Mais combien de "jeunes" ne sont pas comptés, parce qu’ils sont étudiants six mois de l’année, en stage, ou même en "jobs étudiants" ? 25% ? 50% ? La fracture sociale est aujourd’hui stigmatisée par une fracture de génération : les jeunes buttent sur leur premier emploi (celui pour lequel ils se sont formés), alors que ceux qui sont en poste se battent pour le conserver, quitte à s’arrimer contre vents et marées.

Cette idée, qui risque d’en faire hurler plus d’un, n’est que le constat lucide de la réalité perçue par ma génération (vous savez, celle qu’on n’entend jamais). Elle est cristallisée par le paysage politique, immuable, statique et invariable, qui fait que quand on évince un élu, il réapparaît ailleurs. Elle est également cristallisée par l’immobilisme de fait, la réticence au changement, la peur de prendre des risques, l’absence de projection dans l’avenir, l’absolue non volonté, ou même l’attachement au passé révolu.

Cette vision, elle peut s’expliquer psychologiquement, comme le disaient certains articles d’Enjeux Les Échos de mars dernier, par l’âge de nos gouvernants. Peut-on diriger un pays ou une entreprise avec la même envie ou la même créativité à 70 ans qu’à 20 ans ? La réponse est évidente, à 70 ans on n’a plus grand chose à prouver, et on n’a peut-être pas envie de prendre des risques. A 20 ans, on a tout à faire, et c’est bien pour cela qu’on tente des choses.

Les gouvernements les plus jeunes (40 ans avec l’expérience) sont souvent ceux qui réalisent le plus d’avancées, par naïveté ou par volonté, mais, en tous les cas, ils TENTENT des choses. Tout ne marche pas, mais au moins, ils ESSAYENT.

A 24 ans, aujourd’hui en France, je n’ai aucune perspective. Sans emploi et avec l’inertie des temps de réponse (2 mois minimum), il m’est impossible d’envisager l’avenir. Sans salaire, je ne peux pas consommer, je ne peux rien construire. Sans sécurité du poste (CNE.com) je suis sur un siège éjectable, et le travail devient une corvée, alors qu’il n’est qu’un moyen de réaliser des choses simples : se nourrir, se loger, se déplacer, se divertir. Vous me demanderez mon niveau d’étudesn ? J’ai un Bac+5, mention Bien. J’ai d’ailleurs eu toutes mes années avec mention, et la pilule est d’autant plus amère qu’on nous raconte des berceuses à longueur de journée.

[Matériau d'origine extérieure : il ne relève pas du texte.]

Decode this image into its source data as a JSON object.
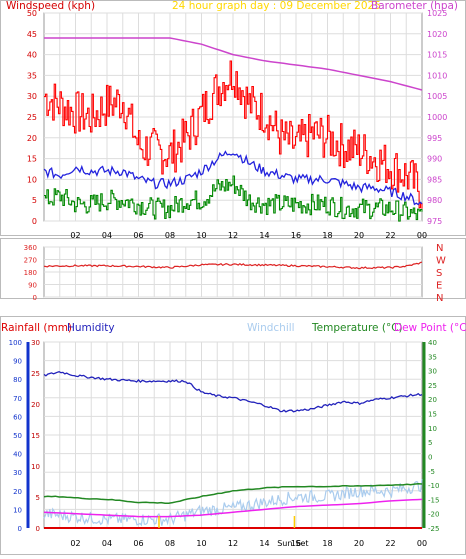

Comment, à mon âge, avec mon niveau d’études, serait-il possible d’être optimiste pour l’avenir, alors que je n’ai aucun écho de la part de mes dirigeants (employeurs ou politiques) ? Notre génération (20-30 ans) n’est même pas représentée sur l’échiquier politique, nous n’avons pas de porte-parole, et surtout nous n’avons aucun moyen d’accéder à ce droit d’expression.

Alors oui, je ressens le même malaise, la même rage que ceux des banlieues. Je n’irai pas brûler la voiture de mon voisin pour autant, mais j’en ai également gros sur le coeur, de voir des jeunes sacrifiés ainsi sur l’autel de l’ignorance ou de la bêtise volontaire (Larcher, Robien, Perben...) alors que de l’emploi, il en existe partout. Il en existe dans les hôpitaux, dans les tribunaux, dans les organismes d’État, pour peu qu’on se décide à limiter les excès. Il en existe également dans le privé, en élargissant les marchés publics, en donnant du pouvoir d’achat aux jeunes qui n’ont pas d’emploi et sont contraints de dilapider la moitié de leur salaire en logement.

Les ignorants sont bénis. Mais je ne suis pas ignorant. Conscient de la prison dans laquelle on nous enferme, je souhaite vivement que les jeunes comme moi prennent un jour la parole, comme ils l’ont fait un mois d’avril 2005 devant M.Chirac, pour montrer à quel point la réalité est différente, selon le point de vue où l’on se place.

Ceci n’est pas un chant de Cassandre, ou une litanie gratuite, il s’agit d’un appel à la raison : un pays ne peut pas espérer progresser s’il musèle ses jeunes, non seulement parce que ceux-ci sont dépendants plus longtemps des finances de leurs parents, mais aussi parce qu’ils ne génèrent plus les richesses qui devraient assurer une retraite décente à leurs grands-parents.

C’est par cette voie seule que peut s’exprimer la solidarité générationnelle. Faut-il encore rétablir la confiance des jeunes... Pour cela, il faudra enfin avoir le sens des responsabilités, et faire changer les têtes qui nous dégouvernent.